Homilía

Misionariedad y sinodalidad en el servicio a la persona

La llamada a la sinodalidad en la Iglesia

El pasado domingo comenzaba en Roma la nueva modalidad sinodal de la Iglesia, tal como el Papa Francisco la ha concebido. Y este domingo, 17 de octubre, empezará el Sínodo en cada Iglesia local, iniciando una fase de gran participación del Pueblo de Dios en el mismo, marcada por tres conceptos claves: comunión, participación y misión. «El camino de la sinodalidad es el camino que Dios espera de la Iglesia del tercer milenio»: Será un itinerario eclesial, de tres años de duración, y está articulado en tres fases: diocesana, continental y universal, compuesto por consultas y discernimiento, que culminará con la Asamblea de octubre de 2023, en Roma. La sinodalidad «es dimensión constitutiva de la Iglesia», y significa caminar juntos en salida misionera, donde la Iglesia sepa encontrar, escuchar y discernir. Auguramos lo mejor es este momento o kairós sinodal de nuestra Iglesia y la superación de los tres riesgos posibles, de los que el Papa Francisco advirtió también el pasado domingo: formalismo, intelectualismo e inmovilismo.

Testigos de una experiencia misionera

Durante este mes misionero la Iglesia, además, se prepara para vivir la jornada del Domund 2021 el próximo día 24 de octubre con el lema “Cuenta lo que has visto y oído”. Esta llamada al testimonio público de la fe expresa la identidad misionera de la Iglesia en todos sus miembros. Esto es lo que la carta a los Hebreos resalta al invitarnos a mantenernos firmes en la profesión de la fe (Heb 4,14). Por ello la Iglesia católica quiere avivar la conciencia misionera de toda la Iglesia en este día y pretende promover en las comunidades cristianas el crecimiento de la fe, centrada en la experiencia de contar la obra salvífica de Dios en Cristo hacia toda persona y en el ejercicio de la misericordia con toda persona necesitada, especialmente con los descartados y marginados, con los pobres y con los que sufren.
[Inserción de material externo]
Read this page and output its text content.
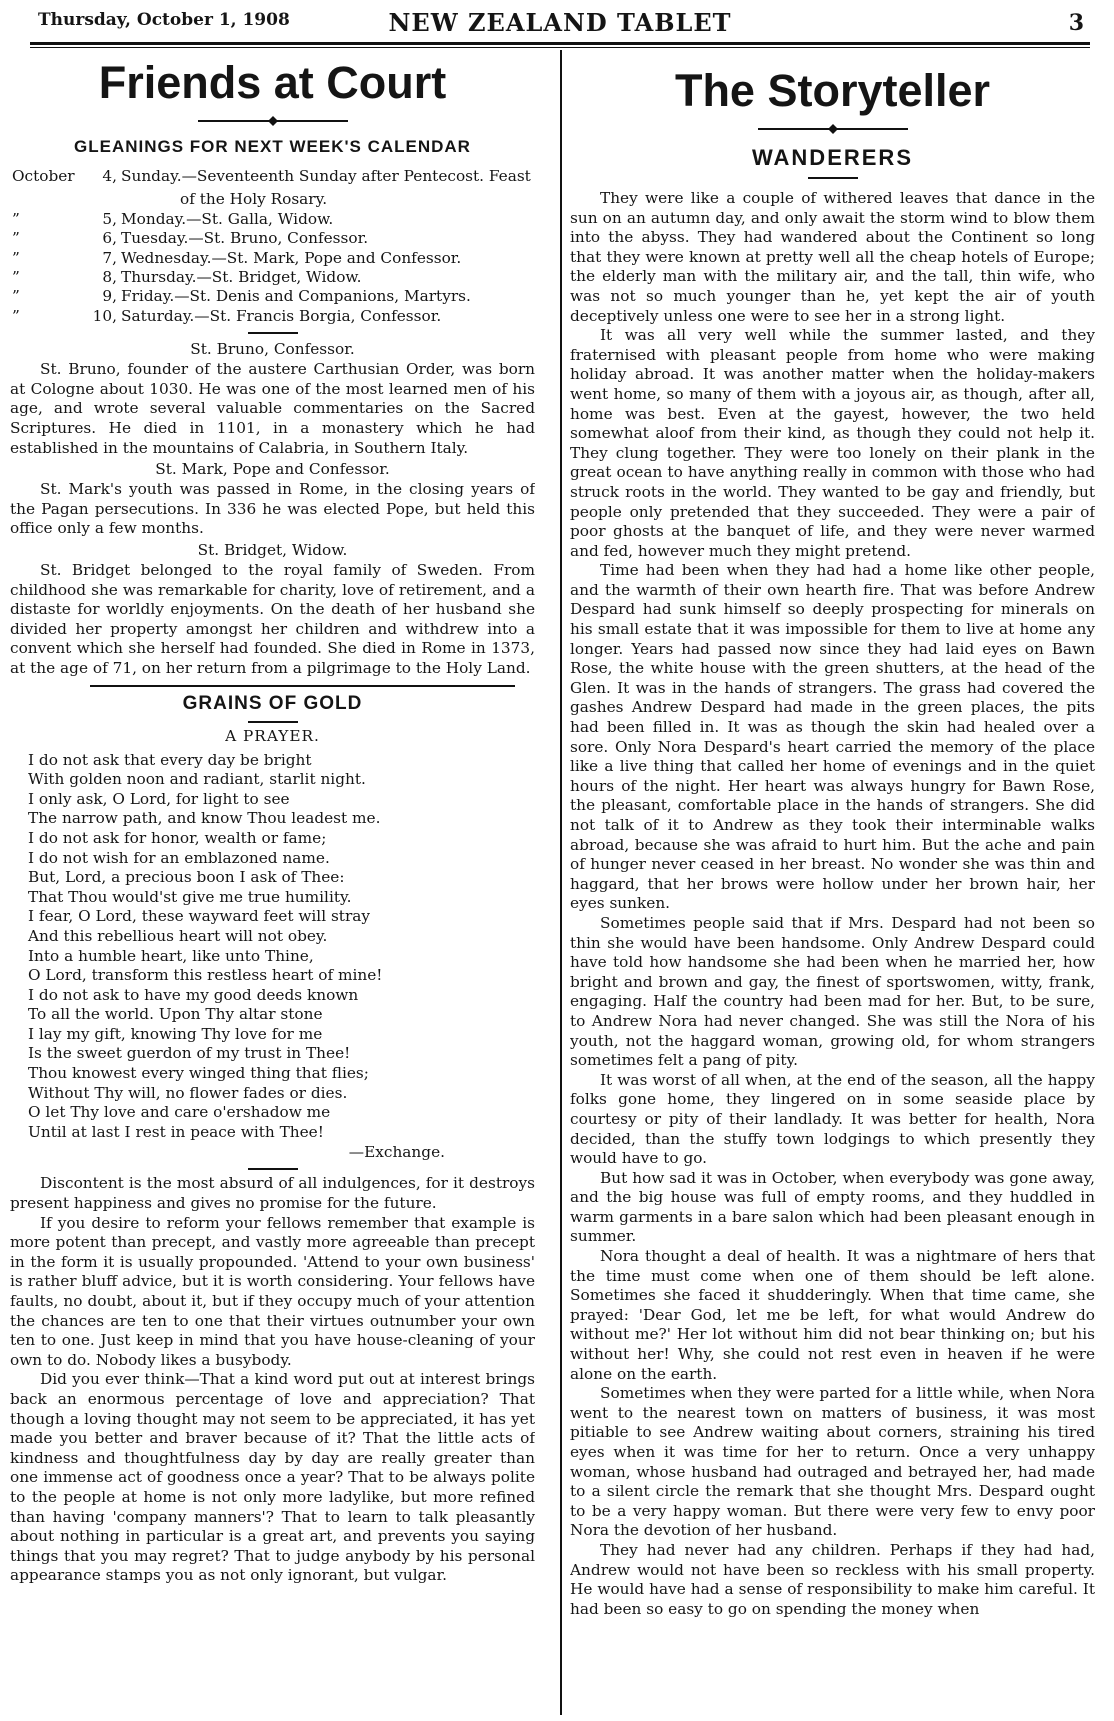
Thursday, October 1, 1908	NEW ZEALAND TABLET	3
Friends at Court
GLEANINGS FOR NEXT WEEK'S CALENDAR
October	4,	Sunday.—Seventeenth Sunday after Pentecost. Feast
of the Holy Rosary.
”	5,	Monday.—St. Galla, Widow.
”	6,	Tuesday.—St. Bruno, Confessor.
”	7,	Wednesday.—St. Mark, Pope and Confessor.
”	8,	Thursday.—St. Bridget, Widow.
”	9,	Friday.—St. Denis and Companions, Martyrs.
”	10,	Saturday.—St. Francis Borgia, Confessor.
St. Bruno, Confessor.

St. Bruno, founder of the austere Carthusian Order, was born at Cologne about 1030. He was one of the most learned men of his age, and wrote several valuable commentaries on the Sacred Scriptures. He died in 1101, in a monastery which he had established in the mountains of Calabria, in Southern Italy.

St. Mark, Pope and Confessor.

St. Mark's youth was passed in Rome, in the closing years of the Pagan persecutions. In 336 he was elected Pope, but held this office only a few months.

St. Bridget, Widow.

St. Bridget belonged to the royal family of Sweden. From childhood she was remarkable for charity, love of retirement, and a distaste for worldly enjoyments. On the death of her husband she divided her property amongst her children and withdrew into a convent which she herself had founded. She died in Rome in 1373, at the age of 71, on her return from a pilgrimage to the Holy Land.

GRAINS OF GOLD
A PRAYER.
I do not ask that every day be bright
With golden noon and radiant, starlit night.
I only ask, O Lord, for light to see
The narrow path, and know Thou leadest me.
I do not ask for honor, wealth or fame;
I do not wish for an emblazoned name.
But, Lord, a precious boon I ask of Thee:
That Thou would'st give me true humility.
I fear, O Lord, these wayward feet will stray
And this rebellious heart will not obey.
Into a humble heart, like unto Thine,
O Lord, transform this restless heart of mine!
I do not ask to have my good deeds known
To all the world. Upon Thy altar stone
I lay my gift, knowing Thy love for me
Is the sweet guerdon of my trust in Thee!
Thou knowest every winged thing that flies;
Without Thy will, no flower fades or dies.
O let Thy love and care o'ershadow me
Until at last I rest in peace with Thee!
—Exchange.

Discontent is the most absurd of all indulgences, for it destroys present happiness and gives no promise for the future.

If you desire to reform your fellows remember that example is more potent than precept, and vastly more agreeable than precept in the form it is usually propounded. 'Attend to your own business' is rather bluff advice, but it is worth considering. Your fellows have faults, no doubt, about it, but if they occupy much of your attention the chances are ten to one that their virtues outnumber your own ten to one. Just keep in mind that you have house-cleaning of your own to do. Nobody likes a busybody.

Did you ever think—That a kind word put out at interest brings back an enormous percentage of love and appreciation? That though a loving thought may not seem to be appreciated, it has yet made you better and braver because of it? That the little acts of kindness and thoughtfulness day by day are really greater than one immense act of goodness once a year? That to be always polite to the people at home is not only more ladylike, but more refined than having 'company manners'? That to learn to talk pleasantly about nothing in particular is a great art, and prevents you saying things that you may regret? That to judge anybody by his personal appearance stamps you as not only ignorant, but vulgar.

The Storyteller
WANDERERS

They were like a couple of withered leaves that dance in the sun on an autumn day, and only await the storm wind to blow them into the abyss. They had wandered about the Continent so long that they were known at pretty well all the cheap hotels of Europe; the elderly man with the military air, and the tall, thin wife, who was not so much younger than he, yet kept the air of youth deceptively unless one were to see her in a strong light.

It was all very well while the summer lasted, and they fraternised with pleasant people from home who were making holiday abroad. It was another matter when the holiday-makers went home, so many of them with a joyous air, as though, after all, home was best. Even at the gayest, however, the two held somewhat aloof from their kind, as though they could not help it. They clung together. They were too lonely on their plank in the great ocean to have anything really in common with those who had struck roots in the world. They wanted to be gay and friendly, but people only pretended that they succeeded. They were a pair of poor ghosts at the banquet of life, and they were never warmed and fed, however much they might pretend.

Time had been when they had had a home like other people, and the warmth of their own hearth fire. That was before Andrew Despard had sunk himself so deeply prospecting for minerals on his small estate that it was impossible for them to live at home any longer. Years had passed now since they had laid eyes on Bawn Rose, the white house with the green shutters, at the head of the Glen. It was in the hands of strangers. The grass had covered the gashes Andrew Despard had made in the green places, the pits had been filled in. It was as though the skin had healed over a sore. Only Nora Despard's heart carried the memory of the place like a live thing that called her home of evenings and in the quiet hours of the night. Her heart was always hungry for Bawn Rose, the pleasant, comfortable place in the hands of strangers. She did not talk of it to Andrew as they took their interminable walks abroad, because she was afraid to hurt him. But the ache and pain of hunger never ceased in her breast. No wonder she was thin and haggard, that her brows were hollow under her brown hair, her eyes sunken.

Sometimes people said that if Mrs. Despard had not been so thin she would have been handsome. Only Andrew Despard could have told how handsome she had been when he married her, how bright and brown and gay, the finest of sportswomen, witty, frank, engaging. Half the country had been mad for her. But, to be sure, to Andrew Nora had never changed. She was still the Nora of his youth, not the haggard woman, growing old, for whom strangers sometimes felt a pang of pity.

It was worst of all when, at the end of the season, all the happy folks gone home, they lingered on in some seaside place by courtesy or pity of their landlady. It was better for health, Nora decided, than the stuffy town lodgings to which presently they would have to go.

But how sad it was in October, when everybody was gone away, and the big house was full of empty rooms, and they huddled in warm garments in a bare salon which had been pleasant enough in summer.

Nora thought a deal of health. It was a nightmare of hers that the time must come when one of them should be left alone. Sometimes she faced it shudderingly. When that time came, she prayed: 'Dear God, let me be left, for what would Andrew do without me?' Her lot without him did not bear thinking on; but his without her! Why, she could not rest even in heaven if he were alone on the earth.

Sometimes when they were parted for a little while, when Nora went to the nearest town on matters of business, it was most pitiable to see Andrew waiting about corners, straining his tired eyes when it was time for her to return. Once a very unhappy woman, whose husband had outraged and betrayed her, had made to a silent circle the remark that she thought Mrs. Despard ought to be a very happy woman. But there were very few to envy poor Nora the devotion of her husband.

They had never had any children. Perhaps if they had had, Andrew would not have been so reckless with his small property. He would have had a sense of responsibility to make him careful. It had been so easy to go on spending the money when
Los misioneros en el mundo

Las situaciones sociales y políticas y las circunstancias generalmente adversas en que se desarrolla la acción misionera específica en las regiones sumidas en la miseria atroz de la pobreza, pueden suscitar hoy la toma de conciencia y de compromiso personal ante los graves problemas que afectan a nuestro mundo así como la solidaridad y el apoyo, espiritual y material, a los misioneros, de parte de las gentes de buen corazón y de los creyentes que habitan en cualquier parte del mundo. Merece la pena recordar a los trece mil misioneros y misioneras españoles, a los diez mil italianos, a los dos mil polacos y a los de todos los demás países que, en los lugares de mayor dificultad y penuria de la tierra, están entregando sus vidas por Jesús y por el Evangelio. Es tiempo de ofrecerles todo tipo de apoyo y nuestra oración.

Misioneros y Servidores de todos

El Evangelio de hoy proclama como mensaje misionero para hacer presente a Dios en el mundo actual una palabra realmente sorprendente, pues Jesús vuelve a reiterar la enseñanza capital de su mensaje: el que quiera ser el primero que se haga el último y el servidor de todos (Mc 10,35-45). Ésta es la instrucción que enmarca las directrices de la misión de los discípulos. Tal como había dicho Jesús en Mc 9,35, ahora, ante la incomprensión absoluta por parte de los discípulos, Santiago y Juan, vuelve a insistir en el mismo mensaje, pero añadiendo una palabra sobre el Hijo del Hombre que alude a él mismo. Él se presenta como el Hijo del Hombre, servidor de todos, que da la vida en rescate por todos. Y por eso insta a sus discípulos a que cambien de mentalidad y de criterios.

Ni despotismo ni opresión

Jesús crítica la actitud de los que gobiernan como déspotas y opresores y enseña a sus discípulos que la actitud que conduce al Reino de Dios y su justicia es la de ser servidores de los otros y particularmente de los últimos. Como discípulos de Cristo y misioneros del Evangelio la interpelación de Cristo nos permite preguntarnos si en nuestra vivencia de la fe aspiramos a servirnos de los demás y de Dios o a servir a los demás con la humildad que supone considerar superiores a los otros.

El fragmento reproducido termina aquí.